I told my friend last night about my hospital stay last year. He didn’t know. He is the stock of friend who I would normally have told but I didn’t really tell too many people about all that when it happened. It led to a candid discussion about alcoholism and anti-anxiety pills, the latter of which I believe would have made that $100,000 hospital adventure unnecessary had I known they existed. The benzos…

I guess I can’t say that. I needed a full detox, and what else are they going to do but run every test in the book on me. I had mostly put that episode out of my mind but it’s scary to think now how close I might have come to killing myself. But, again, I don’t worry about it. Memories of the incontinent elderly geezer with whom I shared the hospital room came back in full 1080p.

I heard myself talking to another friend a couple of weeks ago. I mean, I heard myself. I was making excuses like a textbook alcoholic, explaining and flat-out lying about my intake. I am fine with it, though. I am what I am. I remember a long time ago overhearing a woman say that if you are an alcoholic that never leaves you. You could live on a desert island and not have a drink for the rest of your life but you would still be an alcoholic. I thought it was kind of a mean-spirited comment when I first heard that years and years ago, but I think of it now and I’m like yeah, that makes sense.

I am not out of the woods yet web-server-wise.

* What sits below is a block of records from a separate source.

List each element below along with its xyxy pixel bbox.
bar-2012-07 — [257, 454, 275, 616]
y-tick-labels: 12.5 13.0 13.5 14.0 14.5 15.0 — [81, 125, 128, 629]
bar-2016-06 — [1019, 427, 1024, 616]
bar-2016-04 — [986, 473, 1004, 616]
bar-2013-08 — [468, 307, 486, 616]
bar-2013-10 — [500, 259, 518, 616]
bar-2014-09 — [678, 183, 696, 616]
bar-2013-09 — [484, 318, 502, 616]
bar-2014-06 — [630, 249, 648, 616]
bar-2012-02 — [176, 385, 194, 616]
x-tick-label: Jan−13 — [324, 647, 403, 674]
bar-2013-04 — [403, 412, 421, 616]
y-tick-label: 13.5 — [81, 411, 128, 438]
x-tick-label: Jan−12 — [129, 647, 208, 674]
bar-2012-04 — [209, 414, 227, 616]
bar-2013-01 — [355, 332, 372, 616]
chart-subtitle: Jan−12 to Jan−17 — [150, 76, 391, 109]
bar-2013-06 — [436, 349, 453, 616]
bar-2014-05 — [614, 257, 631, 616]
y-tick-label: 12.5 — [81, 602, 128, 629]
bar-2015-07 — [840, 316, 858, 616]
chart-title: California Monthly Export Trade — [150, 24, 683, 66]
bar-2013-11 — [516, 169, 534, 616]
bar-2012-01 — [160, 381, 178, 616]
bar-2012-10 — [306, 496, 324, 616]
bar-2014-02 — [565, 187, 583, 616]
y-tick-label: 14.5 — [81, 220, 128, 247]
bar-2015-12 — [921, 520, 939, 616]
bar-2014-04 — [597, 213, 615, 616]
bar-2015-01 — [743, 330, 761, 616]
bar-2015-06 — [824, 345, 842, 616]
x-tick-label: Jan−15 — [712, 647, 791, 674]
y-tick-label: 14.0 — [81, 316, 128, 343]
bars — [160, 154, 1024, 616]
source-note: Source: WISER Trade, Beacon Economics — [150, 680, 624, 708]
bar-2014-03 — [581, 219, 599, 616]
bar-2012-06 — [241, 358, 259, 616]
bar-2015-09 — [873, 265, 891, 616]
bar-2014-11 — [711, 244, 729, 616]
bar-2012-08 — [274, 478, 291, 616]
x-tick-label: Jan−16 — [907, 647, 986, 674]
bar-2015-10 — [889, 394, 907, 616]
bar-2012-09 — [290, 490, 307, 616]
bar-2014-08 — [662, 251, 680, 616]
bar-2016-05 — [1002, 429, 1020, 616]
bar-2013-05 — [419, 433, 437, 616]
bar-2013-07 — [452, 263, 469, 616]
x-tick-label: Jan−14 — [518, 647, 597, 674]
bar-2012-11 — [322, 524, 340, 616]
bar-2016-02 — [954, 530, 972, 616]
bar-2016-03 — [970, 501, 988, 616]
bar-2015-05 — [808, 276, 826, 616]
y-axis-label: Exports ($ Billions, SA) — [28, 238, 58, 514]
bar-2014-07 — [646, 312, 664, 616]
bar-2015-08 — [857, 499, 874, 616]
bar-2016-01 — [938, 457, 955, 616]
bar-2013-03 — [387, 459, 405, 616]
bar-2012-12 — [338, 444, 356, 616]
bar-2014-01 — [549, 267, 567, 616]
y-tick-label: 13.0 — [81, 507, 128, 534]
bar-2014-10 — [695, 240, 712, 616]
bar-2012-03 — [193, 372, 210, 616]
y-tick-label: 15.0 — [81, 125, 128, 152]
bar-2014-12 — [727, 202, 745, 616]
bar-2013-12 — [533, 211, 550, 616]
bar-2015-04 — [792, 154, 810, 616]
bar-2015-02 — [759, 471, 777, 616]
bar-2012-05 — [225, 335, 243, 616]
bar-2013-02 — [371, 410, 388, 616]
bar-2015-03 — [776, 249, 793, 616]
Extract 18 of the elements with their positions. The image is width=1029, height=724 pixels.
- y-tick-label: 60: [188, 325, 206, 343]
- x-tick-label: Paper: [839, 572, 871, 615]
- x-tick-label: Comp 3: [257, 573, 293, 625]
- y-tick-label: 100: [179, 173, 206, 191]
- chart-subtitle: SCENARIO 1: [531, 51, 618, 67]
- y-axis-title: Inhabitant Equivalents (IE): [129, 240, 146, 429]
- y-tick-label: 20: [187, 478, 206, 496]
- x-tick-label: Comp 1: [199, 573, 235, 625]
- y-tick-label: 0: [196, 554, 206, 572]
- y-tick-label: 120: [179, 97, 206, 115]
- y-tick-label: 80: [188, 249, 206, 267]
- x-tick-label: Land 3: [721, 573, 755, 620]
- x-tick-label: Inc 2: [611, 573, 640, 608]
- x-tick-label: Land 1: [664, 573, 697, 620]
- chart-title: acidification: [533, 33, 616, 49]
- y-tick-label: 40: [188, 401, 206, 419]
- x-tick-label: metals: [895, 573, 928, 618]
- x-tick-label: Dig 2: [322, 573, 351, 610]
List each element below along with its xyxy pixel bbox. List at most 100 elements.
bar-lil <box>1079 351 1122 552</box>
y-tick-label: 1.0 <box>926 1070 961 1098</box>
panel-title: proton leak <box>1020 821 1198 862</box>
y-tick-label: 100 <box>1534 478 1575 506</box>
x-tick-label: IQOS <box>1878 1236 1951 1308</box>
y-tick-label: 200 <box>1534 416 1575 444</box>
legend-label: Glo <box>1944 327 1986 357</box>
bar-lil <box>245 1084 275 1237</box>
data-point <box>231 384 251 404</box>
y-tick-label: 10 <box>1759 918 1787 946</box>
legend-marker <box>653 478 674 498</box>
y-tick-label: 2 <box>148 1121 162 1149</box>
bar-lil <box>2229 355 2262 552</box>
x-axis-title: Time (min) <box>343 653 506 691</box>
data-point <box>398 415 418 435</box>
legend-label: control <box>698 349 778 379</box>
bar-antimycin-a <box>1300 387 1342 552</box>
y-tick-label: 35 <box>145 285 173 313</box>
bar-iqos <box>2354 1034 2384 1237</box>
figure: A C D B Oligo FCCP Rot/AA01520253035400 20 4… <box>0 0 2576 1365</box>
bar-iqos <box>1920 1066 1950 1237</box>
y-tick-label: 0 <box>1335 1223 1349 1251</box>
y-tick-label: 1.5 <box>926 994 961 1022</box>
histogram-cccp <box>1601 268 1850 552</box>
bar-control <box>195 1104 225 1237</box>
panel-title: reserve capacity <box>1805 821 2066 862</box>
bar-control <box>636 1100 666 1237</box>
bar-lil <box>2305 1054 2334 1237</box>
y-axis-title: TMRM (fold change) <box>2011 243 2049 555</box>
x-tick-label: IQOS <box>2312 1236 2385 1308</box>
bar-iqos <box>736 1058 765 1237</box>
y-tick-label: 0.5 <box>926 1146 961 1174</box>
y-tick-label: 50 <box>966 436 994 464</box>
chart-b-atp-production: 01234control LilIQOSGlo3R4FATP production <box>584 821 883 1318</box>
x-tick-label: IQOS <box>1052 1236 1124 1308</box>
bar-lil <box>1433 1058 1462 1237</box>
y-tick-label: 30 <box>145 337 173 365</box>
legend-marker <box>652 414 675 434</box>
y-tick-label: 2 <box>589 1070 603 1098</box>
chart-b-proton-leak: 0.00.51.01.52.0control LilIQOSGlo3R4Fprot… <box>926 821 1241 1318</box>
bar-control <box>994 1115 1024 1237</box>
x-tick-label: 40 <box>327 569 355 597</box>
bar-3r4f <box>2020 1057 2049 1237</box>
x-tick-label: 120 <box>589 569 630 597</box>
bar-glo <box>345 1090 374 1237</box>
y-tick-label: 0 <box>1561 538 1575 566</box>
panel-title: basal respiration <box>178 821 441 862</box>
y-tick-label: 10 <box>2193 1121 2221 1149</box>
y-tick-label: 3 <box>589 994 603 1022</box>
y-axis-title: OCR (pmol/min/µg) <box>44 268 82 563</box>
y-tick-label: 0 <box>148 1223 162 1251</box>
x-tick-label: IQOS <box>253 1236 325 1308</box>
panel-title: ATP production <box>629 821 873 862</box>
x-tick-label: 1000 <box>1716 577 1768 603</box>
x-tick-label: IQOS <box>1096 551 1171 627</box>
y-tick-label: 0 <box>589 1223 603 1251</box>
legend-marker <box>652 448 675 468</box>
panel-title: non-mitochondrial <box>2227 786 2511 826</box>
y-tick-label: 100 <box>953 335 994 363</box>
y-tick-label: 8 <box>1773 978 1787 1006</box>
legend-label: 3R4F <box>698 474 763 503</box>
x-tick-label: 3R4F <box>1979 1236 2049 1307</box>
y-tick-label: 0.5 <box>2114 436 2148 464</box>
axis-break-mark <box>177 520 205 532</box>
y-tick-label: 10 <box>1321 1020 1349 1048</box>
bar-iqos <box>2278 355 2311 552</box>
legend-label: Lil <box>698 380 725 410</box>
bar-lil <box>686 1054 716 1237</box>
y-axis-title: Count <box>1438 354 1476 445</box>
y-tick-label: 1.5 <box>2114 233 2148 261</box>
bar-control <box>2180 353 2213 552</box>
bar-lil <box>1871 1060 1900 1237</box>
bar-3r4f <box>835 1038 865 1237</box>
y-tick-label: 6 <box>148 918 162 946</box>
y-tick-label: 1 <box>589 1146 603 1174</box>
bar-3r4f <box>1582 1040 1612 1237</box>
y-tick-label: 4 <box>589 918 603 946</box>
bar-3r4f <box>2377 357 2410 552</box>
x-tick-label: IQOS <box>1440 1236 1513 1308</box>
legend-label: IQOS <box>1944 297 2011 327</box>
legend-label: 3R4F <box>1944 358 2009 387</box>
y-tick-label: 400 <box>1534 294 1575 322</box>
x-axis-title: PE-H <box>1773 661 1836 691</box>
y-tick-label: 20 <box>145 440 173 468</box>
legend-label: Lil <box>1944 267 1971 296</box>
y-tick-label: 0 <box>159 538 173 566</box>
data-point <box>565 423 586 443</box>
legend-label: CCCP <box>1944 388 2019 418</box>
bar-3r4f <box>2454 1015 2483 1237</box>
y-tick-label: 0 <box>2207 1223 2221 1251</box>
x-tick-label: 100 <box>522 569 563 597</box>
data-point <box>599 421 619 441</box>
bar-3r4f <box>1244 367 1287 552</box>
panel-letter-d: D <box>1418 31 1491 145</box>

I had managed to save everything up until hours before the outage, but somehow I uploaded a database from a couple of days earlier. Now I’ve made all kinds of changes to the DB so I’m just going to let those 2 days worth of stuff get away. The .MOBI didn’t work at all until now… and I’m not certain it will work now, but it probably will. I was lacking something called ICONV, whatever the fuck that is and whatever the fuck that does. Somehow in a drunken stoop I managed to get that installed, even though it should already have been present because it’s a default library for any respectable php instance.

So many pesky little details, a blizzard of which no one but I will ever see or know about. A zillion little logins, a zillion little config files and filters that silence a lot of things that are now in my face again. There is this one really obnoxious mailing list I was forcibly subscribed to many years ago. On the previous server I added the from address to a black hole but I have not done that yet, so I see these messages 6 ot 7 times a day. It’s from a guy who basically just sends out headlines and blurbs to news stories written by other people. Every message includes a DONATE NOW button, and of late the person who does this has been adding particularly aggressive demands for money from all the subscribers. He is not doing anything worth spending a dime on and I don’t understand why he’s been doing this for so many years. I guess he must make some coin from it or he wouldn’t bother but who the hell would give money to such a useless and obnoxious resource?

Oh and there is an unsubscribe button on the guy’s web site but it does not work. So many smarmy little ways people out there try to skim a buck from the Internet.

At the ghetto coffee shop. Going home to stare at more access logs and config files.